Buffett’s underperformed in the last five years, and it’s not hard to see why; the S&P’s total return from 2008-2013 was 128 percent; Berkshire saw its net worth grow 91 percent during that time period. It’s the first time in nearly half a century that the Berkshire book value over five years trailed the S&P 500.

It’s hard to count him out, though (50 years is a pretty damned good track record, and it’s not like there’s a comparable group that’s been investing over a period of time to compare to, because many of them are probably dead). His acquisition strategy is laid out in a Berkshire regulatory filing this year that says, of course, that “our long-held acquisition strategy is to acquire businesses at sensible prices that have consistent earning power, good returns on equity and able and honest management.” That’s part of it, but some of it is also that he’s usually getting into businesses that are embedded like a tick in the American landscape. Heinz is the very definition of ketchup; BNSF is the largest operator of U.S. rails, Geico recently became the second-largest car insurer in America; Lubrizol, another Buffett holding, was in 2010 the top performing chemical company among Fortune 500 companies based on earnings per share and total shareholder return figures. He’s of course a big holder of Coca-Cola and IBM, which, well, y’know.

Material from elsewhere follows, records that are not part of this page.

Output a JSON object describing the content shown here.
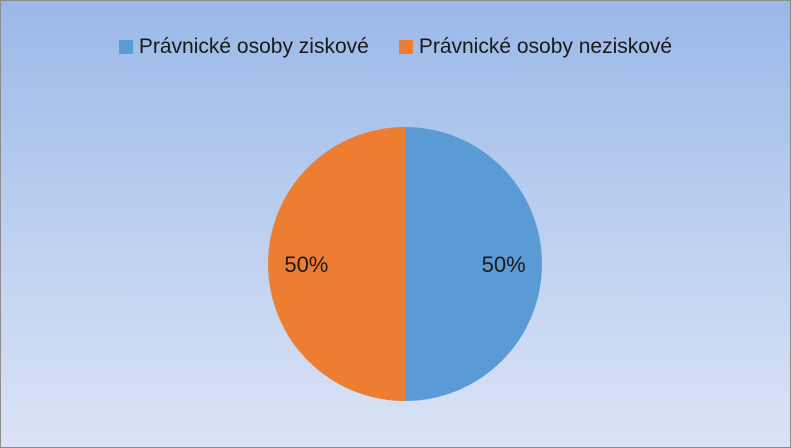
{
  "chart_data": {
    "type": "pie",
    "title": "",
    "legend_position": "top",
    "slices": [
      {
        "label": "Právnické osoby ziskové",
        "value": 50,
        "value_label": "50%",
        "color": "#5b9bd5"
      },
      {
        "label": "Právnické osoby neziskové",
        "value": 50,
        "value_label": "50%",
        "color": "#ed7d31"
      }
    ]
  }
}
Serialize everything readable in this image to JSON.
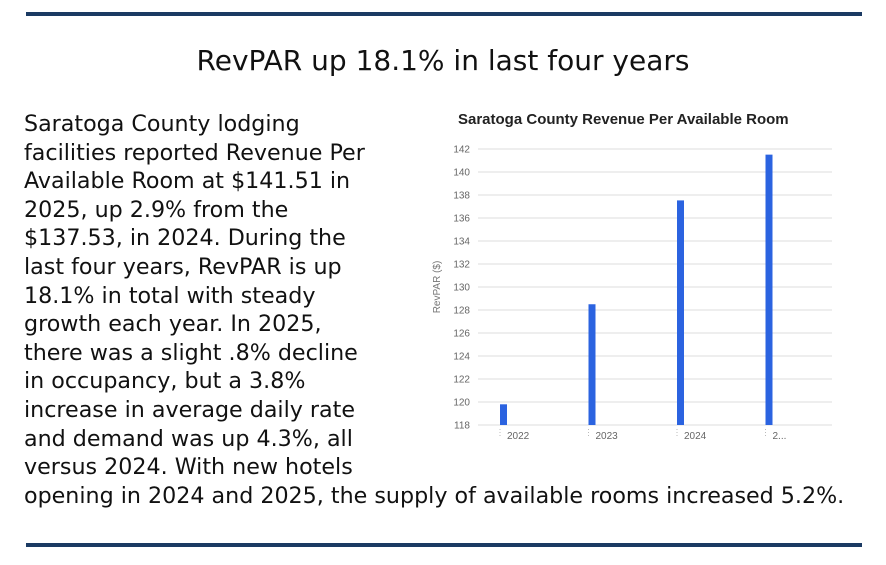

Trying to figure out who might be next on his list is a tricky one – a screen of companies with a low P/E, high return on equity and low debt-to-capital ratios (around 25 percent) yields only a handful of names, and most of them are pretty small. That’s not to say smaller companies aren’t something he’d like, but they’d better have a market leading position. Still, Buffett’s boosterism of the U.S., which he highlighted a few years back, comes at a time when capital expenditures are starting to rise and strategists have noted rising bank loans to smaller companies as well.

That’s a potential positive – it shows, as Rich Bernstein of Richard Bernstein Advisors LLC noted, that companies are ever-so-slowly expanding their time horizon to spend money on longer-term projects, such as M&A (big this week obviously) and capex. Even though the expansion has run for about five years now, Bernstein believes the slow, steady pace of growth means putting an artificial “sell-by” date is a bit premature: “Today we’re in a mid-cycle environment – there’s a tug-of-war between rising rates and fundamentals,” as the Fed ever-so-slowly starts to end stimulus, while earnings improve and data gets better. That’s generally the kind of environment Buffett still likes for shopping, if not for an elephant like Heinz or BNSF.